Romero & Gormally. 2019. ICB. How truly conserved is the ‘well-conserved’ vertebrate stress response?
Lattin et al. 2015. Endocrinology. Are receptor concentrations correlated across tissues within indviduals? A case study examining glucocorticoid and mineralocorticoid receptor binding.
Obviously lots of others to add here, these ones just came to mind. The Newman-Lee paper can I think serve as a really good template for writing our paper since it is a very similar data set but in snakes. They even have the same parallel structure of correlational data + dex + acth and their results are pretty similar to ours.

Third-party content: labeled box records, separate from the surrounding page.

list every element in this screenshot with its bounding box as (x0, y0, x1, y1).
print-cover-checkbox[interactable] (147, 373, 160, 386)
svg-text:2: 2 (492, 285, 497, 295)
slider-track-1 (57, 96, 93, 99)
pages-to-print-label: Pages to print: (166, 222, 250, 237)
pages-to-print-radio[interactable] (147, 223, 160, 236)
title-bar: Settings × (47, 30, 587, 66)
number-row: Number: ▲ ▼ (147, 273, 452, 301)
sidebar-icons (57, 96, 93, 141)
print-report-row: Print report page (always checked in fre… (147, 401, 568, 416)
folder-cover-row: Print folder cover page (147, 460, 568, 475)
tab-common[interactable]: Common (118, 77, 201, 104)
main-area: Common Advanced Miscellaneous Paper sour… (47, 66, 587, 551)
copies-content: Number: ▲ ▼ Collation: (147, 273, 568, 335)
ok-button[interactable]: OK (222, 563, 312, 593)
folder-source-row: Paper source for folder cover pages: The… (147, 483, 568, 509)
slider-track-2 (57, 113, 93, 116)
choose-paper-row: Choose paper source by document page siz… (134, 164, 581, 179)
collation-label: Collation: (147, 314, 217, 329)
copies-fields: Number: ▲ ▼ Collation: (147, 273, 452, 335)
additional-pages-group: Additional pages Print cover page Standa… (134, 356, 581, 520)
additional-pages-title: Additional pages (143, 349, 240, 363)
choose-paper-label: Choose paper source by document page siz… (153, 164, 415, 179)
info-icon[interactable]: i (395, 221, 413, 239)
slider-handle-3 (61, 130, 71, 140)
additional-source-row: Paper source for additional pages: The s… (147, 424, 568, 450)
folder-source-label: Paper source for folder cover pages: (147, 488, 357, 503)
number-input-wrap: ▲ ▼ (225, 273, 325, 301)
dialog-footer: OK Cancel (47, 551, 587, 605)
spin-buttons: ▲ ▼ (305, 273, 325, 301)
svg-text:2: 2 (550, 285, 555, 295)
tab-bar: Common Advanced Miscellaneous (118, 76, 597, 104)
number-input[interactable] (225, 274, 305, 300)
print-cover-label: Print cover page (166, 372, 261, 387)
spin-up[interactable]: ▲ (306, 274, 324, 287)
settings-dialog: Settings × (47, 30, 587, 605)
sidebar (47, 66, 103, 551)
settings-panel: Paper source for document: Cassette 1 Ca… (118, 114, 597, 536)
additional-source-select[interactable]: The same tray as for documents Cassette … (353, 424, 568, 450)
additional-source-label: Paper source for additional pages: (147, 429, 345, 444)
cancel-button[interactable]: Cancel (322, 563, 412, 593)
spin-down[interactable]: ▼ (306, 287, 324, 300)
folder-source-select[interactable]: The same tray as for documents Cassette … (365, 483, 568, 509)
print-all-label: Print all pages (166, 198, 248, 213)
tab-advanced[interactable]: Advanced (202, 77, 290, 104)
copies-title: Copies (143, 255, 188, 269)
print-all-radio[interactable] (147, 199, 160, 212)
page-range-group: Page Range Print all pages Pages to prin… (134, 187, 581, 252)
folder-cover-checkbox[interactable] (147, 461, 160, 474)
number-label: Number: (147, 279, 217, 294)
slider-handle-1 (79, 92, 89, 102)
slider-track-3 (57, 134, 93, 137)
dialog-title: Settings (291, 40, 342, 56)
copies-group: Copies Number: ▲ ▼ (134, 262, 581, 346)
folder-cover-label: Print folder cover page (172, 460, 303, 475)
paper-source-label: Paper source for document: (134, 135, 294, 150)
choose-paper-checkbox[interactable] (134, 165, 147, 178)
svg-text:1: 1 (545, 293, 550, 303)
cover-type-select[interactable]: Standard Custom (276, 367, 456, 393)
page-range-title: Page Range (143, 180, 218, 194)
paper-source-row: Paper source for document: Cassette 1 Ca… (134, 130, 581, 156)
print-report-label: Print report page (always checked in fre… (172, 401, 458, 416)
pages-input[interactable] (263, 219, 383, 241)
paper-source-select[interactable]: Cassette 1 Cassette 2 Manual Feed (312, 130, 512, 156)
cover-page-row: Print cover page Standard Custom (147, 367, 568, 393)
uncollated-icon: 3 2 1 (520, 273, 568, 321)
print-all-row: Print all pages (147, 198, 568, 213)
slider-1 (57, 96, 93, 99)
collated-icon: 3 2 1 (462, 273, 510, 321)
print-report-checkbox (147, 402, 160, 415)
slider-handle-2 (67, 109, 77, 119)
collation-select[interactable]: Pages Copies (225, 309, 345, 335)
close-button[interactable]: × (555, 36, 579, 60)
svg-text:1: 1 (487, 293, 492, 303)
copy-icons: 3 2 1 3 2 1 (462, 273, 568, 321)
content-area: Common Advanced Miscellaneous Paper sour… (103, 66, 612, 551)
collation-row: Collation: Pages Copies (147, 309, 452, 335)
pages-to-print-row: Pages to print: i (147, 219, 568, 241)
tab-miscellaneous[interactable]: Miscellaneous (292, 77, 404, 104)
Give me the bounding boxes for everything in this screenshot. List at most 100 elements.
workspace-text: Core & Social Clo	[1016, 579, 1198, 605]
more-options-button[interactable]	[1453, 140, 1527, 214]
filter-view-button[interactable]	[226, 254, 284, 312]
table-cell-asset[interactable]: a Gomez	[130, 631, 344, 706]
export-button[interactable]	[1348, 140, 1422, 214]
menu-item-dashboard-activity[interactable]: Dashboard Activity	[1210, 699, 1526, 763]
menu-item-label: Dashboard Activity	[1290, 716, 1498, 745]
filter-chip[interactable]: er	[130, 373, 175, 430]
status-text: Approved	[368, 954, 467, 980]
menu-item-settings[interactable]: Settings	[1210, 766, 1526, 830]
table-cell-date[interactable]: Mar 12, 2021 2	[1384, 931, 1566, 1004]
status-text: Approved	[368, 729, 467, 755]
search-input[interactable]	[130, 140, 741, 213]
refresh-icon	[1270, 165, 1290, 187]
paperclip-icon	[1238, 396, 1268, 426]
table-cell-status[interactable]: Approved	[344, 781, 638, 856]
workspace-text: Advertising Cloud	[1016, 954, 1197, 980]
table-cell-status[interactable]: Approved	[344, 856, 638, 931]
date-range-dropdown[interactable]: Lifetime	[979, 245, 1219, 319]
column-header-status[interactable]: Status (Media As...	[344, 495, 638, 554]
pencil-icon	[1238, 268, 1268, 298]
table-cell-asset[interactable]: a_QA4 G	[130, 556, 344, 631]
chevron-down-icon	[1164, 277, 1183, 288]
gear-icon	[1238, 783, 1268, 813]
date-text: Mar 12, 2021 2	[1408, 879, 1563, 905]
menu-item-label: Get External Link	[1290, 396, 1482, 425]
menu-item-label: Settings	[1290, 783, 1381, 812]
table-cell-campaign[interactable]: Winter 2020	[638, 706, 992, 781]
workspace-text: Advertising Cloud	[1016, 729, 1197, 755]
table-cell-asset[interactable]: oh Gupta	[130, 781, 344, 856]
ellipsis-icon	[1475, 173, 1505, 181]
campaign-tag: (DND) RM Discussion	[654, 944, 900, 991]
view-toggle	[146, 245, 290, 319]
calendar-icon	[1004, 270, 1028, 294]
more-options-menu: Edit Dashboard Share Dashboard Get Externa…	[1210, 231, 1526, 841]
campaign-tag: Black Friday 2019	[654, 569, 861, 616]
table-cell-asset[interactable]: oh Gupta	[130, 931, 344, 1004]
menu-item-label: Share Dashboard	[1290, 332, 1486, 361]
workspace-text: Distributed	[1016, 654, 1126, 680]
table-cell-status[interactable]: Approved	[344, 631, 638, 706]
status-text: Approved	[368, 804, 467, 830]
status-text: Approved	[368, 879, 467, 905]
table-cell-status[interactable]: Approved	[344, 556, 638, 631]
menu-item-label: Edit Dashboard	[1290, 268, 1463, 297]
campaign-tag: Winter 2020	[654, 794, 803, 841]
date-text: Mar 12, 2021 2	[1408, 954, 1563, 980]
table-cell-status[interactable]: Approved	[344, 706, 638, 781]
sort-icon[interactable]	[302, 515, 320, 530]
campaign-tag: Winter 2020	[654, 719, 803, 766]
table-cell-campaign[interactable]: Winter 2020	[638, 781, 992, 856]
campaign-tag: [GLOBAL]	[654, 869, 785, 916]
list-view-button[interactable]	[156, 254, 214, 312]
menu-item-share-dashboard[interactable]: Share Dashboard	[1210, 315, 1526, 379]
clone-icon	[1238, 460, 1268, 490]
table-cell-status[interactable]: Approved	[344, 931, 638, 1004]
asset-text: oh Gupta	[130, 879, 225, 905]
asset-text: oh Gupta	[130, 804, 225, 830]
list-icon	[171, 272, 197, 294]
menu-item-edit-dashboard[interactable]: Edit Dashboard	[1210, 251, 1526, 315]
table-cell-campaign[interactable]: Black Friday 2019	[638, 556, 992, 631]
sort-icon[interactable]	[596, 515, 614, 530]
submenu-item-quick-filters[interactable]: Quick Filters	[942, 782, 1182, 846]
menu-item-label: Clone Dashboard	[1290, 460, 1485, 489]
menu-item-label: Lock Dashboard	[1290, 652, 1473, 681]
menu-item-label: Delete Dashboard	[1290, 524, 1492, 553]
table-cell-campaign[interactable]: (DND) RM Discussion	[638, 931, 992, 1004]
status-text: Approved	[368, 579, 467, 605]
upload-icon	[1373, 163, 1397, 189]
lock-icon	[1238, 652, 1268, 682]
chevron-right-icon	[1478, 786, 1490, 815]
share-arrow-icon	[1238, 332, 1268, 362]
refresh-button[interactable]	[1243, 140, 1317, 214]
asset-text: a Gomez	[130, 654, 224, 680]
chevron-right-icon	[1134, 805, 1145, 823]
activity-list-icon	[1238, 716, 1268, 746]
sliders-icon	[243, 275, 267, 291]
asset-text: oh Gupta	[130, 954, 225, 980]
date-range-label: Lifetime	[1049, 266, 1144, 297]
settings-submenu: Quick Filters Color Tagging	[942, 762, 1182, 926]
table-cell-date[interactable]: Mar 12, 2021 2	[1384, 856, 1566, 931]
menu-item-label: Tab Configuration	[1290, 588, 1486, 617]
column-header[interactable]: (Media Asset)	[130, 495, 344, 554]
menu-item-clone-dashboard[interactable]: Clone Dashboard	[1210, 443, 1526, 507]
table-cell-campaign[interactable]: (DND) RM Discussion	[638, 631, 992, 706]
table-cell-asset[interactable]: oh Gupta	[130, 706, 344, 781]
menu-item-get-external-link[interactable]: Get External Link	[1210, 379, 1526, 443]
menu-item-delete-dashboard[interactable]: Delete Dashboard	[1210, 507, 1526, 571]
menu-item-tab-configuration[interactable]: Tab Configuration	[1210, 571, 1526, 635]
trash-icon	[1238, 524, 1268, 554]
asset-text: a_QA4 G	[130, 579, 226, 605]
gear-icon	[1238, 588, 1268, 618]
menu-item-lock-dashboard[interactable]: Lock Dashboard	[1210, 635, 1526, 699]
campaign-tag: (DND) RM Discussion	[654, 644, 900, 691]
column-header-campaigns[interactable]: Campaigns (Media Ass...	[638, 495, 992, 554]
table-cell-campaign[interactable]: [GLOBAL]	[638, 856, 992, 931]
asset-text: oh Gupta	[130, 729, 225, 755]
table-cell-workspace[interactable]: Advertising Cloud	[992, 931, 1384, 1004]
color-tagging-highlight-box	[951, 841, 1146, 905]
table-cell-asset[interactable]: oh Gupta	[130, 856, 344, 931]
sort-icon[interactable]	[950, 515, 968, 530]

There are some relationships with sex and mass that can be discussed and interpreted here even though they aren’t really the focus of the main questions posed above.
Conclusions
At a population level, acute stress response is associated with an increase in glucose as predicted by our understanding of the direct consequences of corticosterone.
Despite clear population level patterns, there is little evidence that individual variation in corticosterone regulation bears any relatinship with glucose regulation.
We might have suspected that the relationship between cort and glucose would be context dependent, but even after checking across breeding stages, populations, and in adults vs. nestlings, there don’t seem to be any subsets where these relationships hold.
The few cases where there is some evidence for a relationship (e.g. adult post-dex) it actually seems to be in the opposite direction as expected if intra-individual cort variation was directly causally responsible for glucose.
Experimental manipulation of cort trajectory by dex or acth also does not seem to shift glucose (or maybe only a very little in adults).
No simple causal relationship at the individual level, suggests need for more nuanced view of stress phenotype and multiple measures.